Scandium is a soft, silvery, very lightweight metallic element that is found in various rare minerals and is a byproduct in the processing of certain uranium ores. Its atomic number 21; atomic weight 44.956; melting point 1,540°C; boiling point 2,850°C; specific gravity 2.99; valence 3. Scandium is present in most of the deposits of rare-earth and uranium compounds, but it is extracted from these ores in only a few mines worldwide. It has a high melting point and is used to make high-intensity lights.
In 1869, Mendeleev noticed that there was a gap in atomic weights between calcium and titanium and predicted there was an undiscovered element of intermediate atomic weight. He forecast that its oxide would be X2O3. It was discovered as scandium in 1879, by Lars Frederik Nilson of the University of Uppsala, Sweden. He extracted it from euxenite, a complex mineral containing eight metal oxides. He had already extracted erbium oxide from euxenite, and from this oxide he obtained ytterbium oxide and then another oxide of a lighter element whose atomic spectrum showed it to be an unknown metal. This was the metal that Mendeleev had predicted and its oxide was Sc2O3.
The properties of scandium compounds are intermediate between those of aluminium and yttrium. A diagonal relationship exists between the behavior of magnesium and scandium, just as there is between beryllium and aluminium. In the chemical compounds of the elements in group 3, the predominant oxidation state is +3.
Occurrences, Production and Properties of Scandium
Scandium is very widely distributed, and occurs in minute quantities in over 800 mineral species. It is the main component of the very rare and collectable mineral thortveitite, found in Scandinavia. It is only the 50th most common element on Earth (35th most abundant in the crust), but it is the 23rd most common element in the Sun. However, scandium is distributed sparsely and occurs in trace amounts in many minerals. Rare minerals from Scandinavia and Madagascar such as thortveitite, euxenite, and gadolinite are the only known concentrated sources of this element.
Scandium can be recovered from thortveitite or extracted as a by-product from uranium mill tailings (sandy waste material). Metallic scandium can be prepared by reducing the fluoride with calcium metal. It can also be prepared by electrolysing molten potassium, lithium and scandium chlorides, using electrodes of tungsten wire and molten zinc.

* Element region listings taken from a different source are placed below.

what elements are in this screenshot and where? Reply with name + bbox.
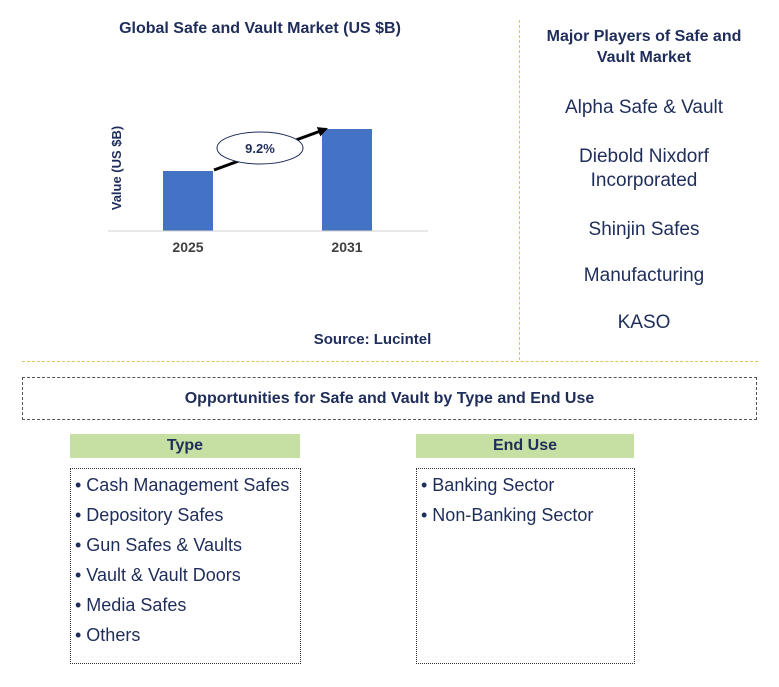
chart-title: Global Safe and Vault Market (US $B) (119, 20, 401, 37)
cagr-label: 9.2% (245, 141, 275, 156)
horizontal-divider (22, 361, 758, 362)
enduse-header: End Use (416, 434, 634, 458)
source-label: Source: Lucintel (313, 331, 432, 348)
type-item: • Media Safes (75, 595, 187, 615)
cagr-ellipse (216, 131, 304, 165)
player-item: Manufacturing (583, 265, 705, 286)
enduse-item: • Banking Sector (421, 475, 555, 495)
bar-2025 (163, 171, 213, 231)
x-tick-label: 2025 (172, 239, 203, 255)
player-item: KASO (617, 312, 671, 333)
type-header: Type (70, 434, 300, 458)
vertical-divider (519, 20, 520, 360)
player-item: Diebold Nixdorf Incorporated (579, 146, 709, 191)
type-list: • Cash Management Safes • Depository Saf… (70, 468, 301, 664)
opportunities-title: Opportunities for Safe and Vault by Type… (22, 377, 757, 420)
type-item: • Vault & Vault Doors (75, 565, 241, 585)
type-item: • Depository Safes (75, 505, 224, 525)
bar-2031 (322, 129, 372, 231)
type-item: • Others (75, 625, 141, 645)
player-item: Alpha Safe & Vault (564, 97, 724, 118)
enduse-list: • Banking Sector • Non-Banking Sector (416, 468, 635, 664)
x-tick-label: 2031 (331, 239, 362, 255)
type-item: • Gun Safes & Vaults (75, 535, 243, 555)
enduse-item: • Non-Banking Sector (421, 505, 594, 525)
player-item: Shinjin Safes (588, 219, 700, 240)
opportunities-title-text: Opportunities for Safe and Vault by Type… (184, 389, 595, 407)
bar-chart: 2025 2031 Value (US $B) 9.2% (108, 126, 428, 255)
players-title: Major Players of Safe and Vault Market (546, 28, 742, 66)
y-axis-label: Value (US $B) (109, 126, 124, 211)
type-item: • Cash Management Safes (75, 475, 290, 495)
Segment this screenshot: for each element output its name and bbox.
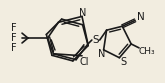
Text: N: N — [79, 8, 87, 19]
Text: S: S — [120, 57, 126, 67]
Text: S: S — [92, 35, 99, 45]
Text: F: F — [11, 23, 17, 33]
Text: N: N — [137, 12, 145, 22]
Text: N: N — [98, 49, 105, 59]
Text: F: F — [11, 33, 17, 43]
Text: CH₃: CH₃ — [139, 47, 155, 56]
Text: Cl: Cl — [79, 57, 89, 67]
Text: F: F — [11, 43, 17, 53]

The world production of scandium is in the order of 10 tonnes per year, in the form of scandium oxide. The demand is about 50% higher, and both the production and demand keep increasing. To produce metallic scandium, the oxide is converted to scandium fluoride and reduced with metallic calcium.
Pure scandium is produced by heating scandium fluoride (ScF3) with Calcium metal. Scandium tarnishes in air and burns easily once it has been ignited. It reacts with water to form Hydrogen gas and will dissolve in many acids. An artificially produced radioactive isotope is used as a tracer in studies of oil wells and pipelines. The Atomic Number of this element is 21 and the Element Symbol is Sc.
Its elements can be classified based on their physical states (States of Matter) e.g. gas, solid or liquid. This element is a solid. Scandium is classified as a “Transition Metal” which is located in Groups 3 – 12 of the Periodic Table. Elements classified as Transition Metals are generally described as ductile, malleable, and able to conduct electricity and heat.
Applications of Scandium
Scandium is mainly used for research purposes. It has, however, great potential because it has almost as low a density as aluminium and a much higher melting point. An aluminium-scandium alloy has been used in Russian MIG fighter planes, high-end bicycle frames and baseball bats.
Scandium iodide is added to mercury vapour lamps to produce a highly efficient light source resembling sunlight. These lamps help television cameras to reproduce colour well when filming indoors or at night-time.
The radioactive isotope scandium-46 is used as a tracer in oil refining to monitor the movement of various fractions. It can also be used in underground pipes to detect leaks.
Elemental scandium is considered non-toxic, though extensive animal testing of scandium compounds has not been done. The median lethal dose (LD50) levels for scandium(III) chloride for rats have been determined as 4 mg/kg for intraperitoneal and 755 mg/kg for oral administration. In the light of these results, compounds of scandium should be handled as compounds of moderate toxicity.